I have run into a problematic behavior, and then came to find that it is a "possible issue" called out in the documentation, but I guess I am just baffled that this IS an issue, and am wondering why. The example from the documentation is:
In the presence of global variables, pattern variables may show unexpected behavior:
x=5;
f[x_]=x^2;
f[2]
The result of this is 25. I am utterly shocked that Mathematica doesn't recognize that within the definition of f, it should treat x as local. Every other programming language I have used recognizes this. And I swear that earlier versions of Mathematica recognized this, though I suppose I could have never tested it.
Why is this the behavior? Is there any way to fix the problem without resorting to a delayed assignment?

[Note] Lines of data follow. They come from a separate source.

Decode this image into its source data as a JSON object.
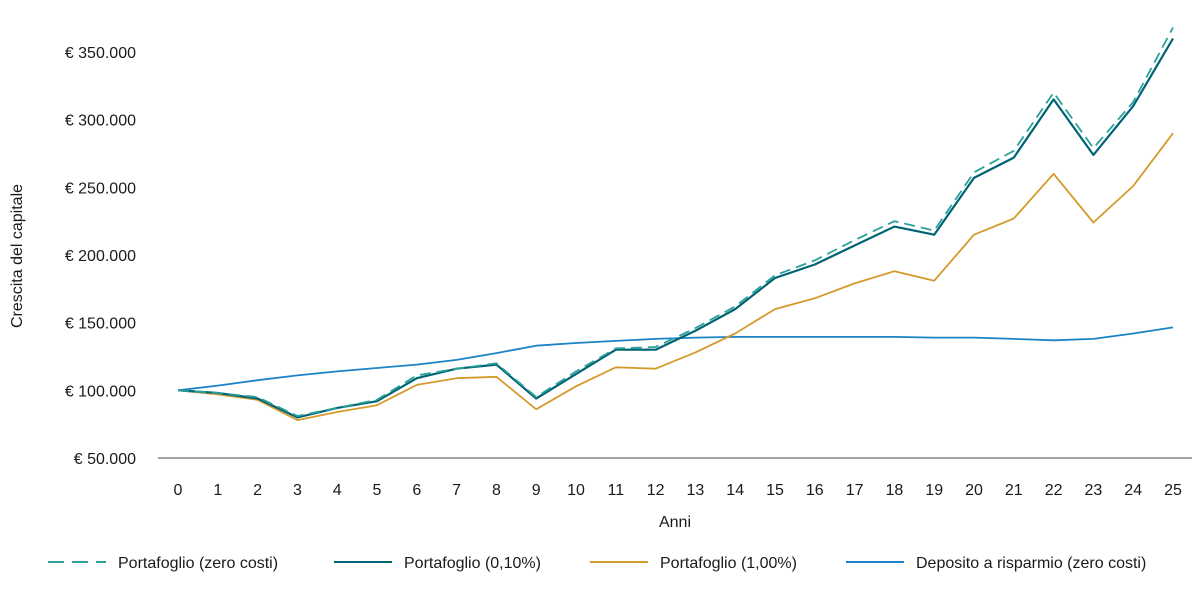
{
  "chart_data": {
    "type": "line",
    "xlabel": "Anni",
    "ylabel": "Crescita del capitale",
    "ylim": [
      50000,
      350000
    ],
    "yticks": [
      50000,
      100000,
      150000,
      200000,
      250000,
      300000,
      350000
    ],
    "ytick_labels": [
      "€ 50.000",
      "€ 100.000",
      "€ 150.000",
      "€ 200.000",
      "€ 250.000",
      "€ 300.000",
      "€ 350.000"
    ],
    "x": [
      0,
      1,
      2,
      3,
      4,
      5,
      6,
      7,
      8,
      9,
      10,
      11,
      12,
      13,
      14,
      15,
      16,
      17,
      18,
      19,
      20,
      21,
      22,
      23,
      24,
      25
    ],
    "x_tick_labels": [
      "0",
      "1",
      "2",
      "3",
      "4",
      "5",
      "6",
      "7",
      "8",
      "9",
      "10",
      "11",
      "12",
      "13",
      "14",
      "15",
      "16",
      "17",
      "18",
      "19",
      "20",
      "21",
      "22",
      "23",
      "24",
      "25"
    ],
    "grid": false,
    "legend_position": "bottom",
    "series": [
      {
        "name": "Portafoglio (zero costi)",
        "color": "#2aa19b",
        "dash": "dashed",
        "values": [
          100000,
          98000,
          95000,
          81000,
          87000,
          93000,
          111000,
          116000,
          120000,
          95000,
          114000,
          131000,
          132000,
          146000,
          162000,
          185000,
          196000,
          211000,
          225000,
          218000,
          261000,
          277000,
          320000,
          279000,
          313000,
          368000
        ]
      },
      {
        "name": "Portafoglio (0,10%)",
        "color": "#006373",
        "dash": "solid",
        "values": [
          100000,
          98000,
          94000,
          80000,
          87000,
          92000,
          109000,
          116000,
          119000,
          94000,
          112000,
          130000,
          130000,
          144000,
          160000,
          183000,
          193000,
          207000,
          221000,
          215000,
          257000,
          272000,
          315000,
          274000,
          310000,
          360000
        ]
      },
      {
        "name": "Portafoglio (1,00%)",
        "color": "#d49a2c",
        "dash": "solid",
        "values": [
          100000,
          97000,
          93000,
          78000,
          84000,
          89000,
          104000,
          109000,
          110000,
          86000,
          103000,
          117000,
          116000,
          128000,
          142000,
          160000,
          168000,
          179000,
          188000,
          181000,
          215000,
          227000,
          260000,
          224000,
          251000,
          290000
        ]
      },
      {
        "name": "Deposito a risparmio (zero costi)",
        "color": "#1c84c6",
        "dash": "solid",
        "values": [
          100000,
          103500,
          107500,
          111000,
          114000,
          116500,
          119000,
          122500,
          127500,
          133000,
          135000,
          136500,
          138000,
          139000,
          139500,
          139500,
          139500,
          139500,
          139500,
          139000,
          139000,
          138000,
          137000,
          138000,
          142000,
          146500
        ]
      }
    ]
  }
}
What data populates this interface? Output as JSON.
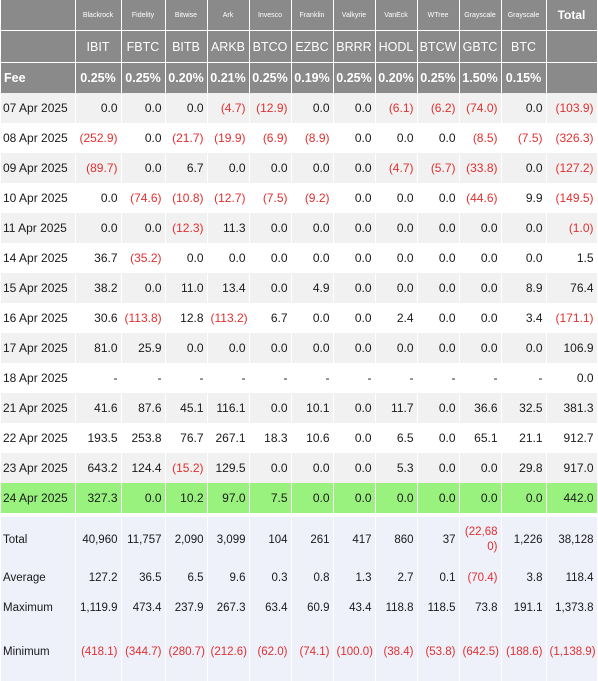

Edited to add: Many people are suggesting memoization and/or simply understanding the execution model of Mathematica. Unfortunately, the situations where I am decrying this behavior is not helped by memoization. Imagine a function f[x_,y_,z_,n_,l_,m_,p1_,p2_,p3_] that is defined over all real values of x, y, and z, and for some subset of integers n, l, and m, and applies to different systems based on real-valued parameters p1, p2, and p3. The function itself is complicated, and computationally intensive. Often this function is then combined into a composite function that still depends on the same variables and parameters, but which has multiple offsets (so g is f[x-x1,y-y1,z-z1,...] added together for multiple offsets). And then I need to integrate g over x, y, z to normalize it and then I need to ContourPlot3D the resulting function. In order to make the integration and plotting not take forever, I need Mathematica to do as much preprocessing simplification as possible, which means using Set instead of SetDelayed. The calculations are over all 3D space, so memoization doesn't help.
Further, the applications are part of a college class I teach that uses Mathematica as a tool, but isn't itself about Mathematica, so the goal is to give the students a just-in-time introduction to the Mathematica skills they need to solve the content-specific problems they are being tasked with. So, I give them code that they can copy-and-paste to do complicated stuff, and then expect them to modify calls to that code to apply the concepts to new problems. And here's the issue... if I have a parameter that all of the textbooks call De, then it makes sense to define the function with De as the name of the parameter in order to make calling that function more transparent. And it also makes sense for the students to plug in their values for De into a variable they name De. Many of these students have a tiny bit of programming experience before my class, and so expect the behavior to be similar to the languages they have used before. And in many, many cases that expectation is reasonable. But not in this case, which is why I asked my question. I cannot afford to devote significant time in class to the execution model of Mathematica when for nearly every other purpose a student approaching Mathematica as a procedural language is sufficient for my course.
So thank you all for your responses. And I apologize for venting.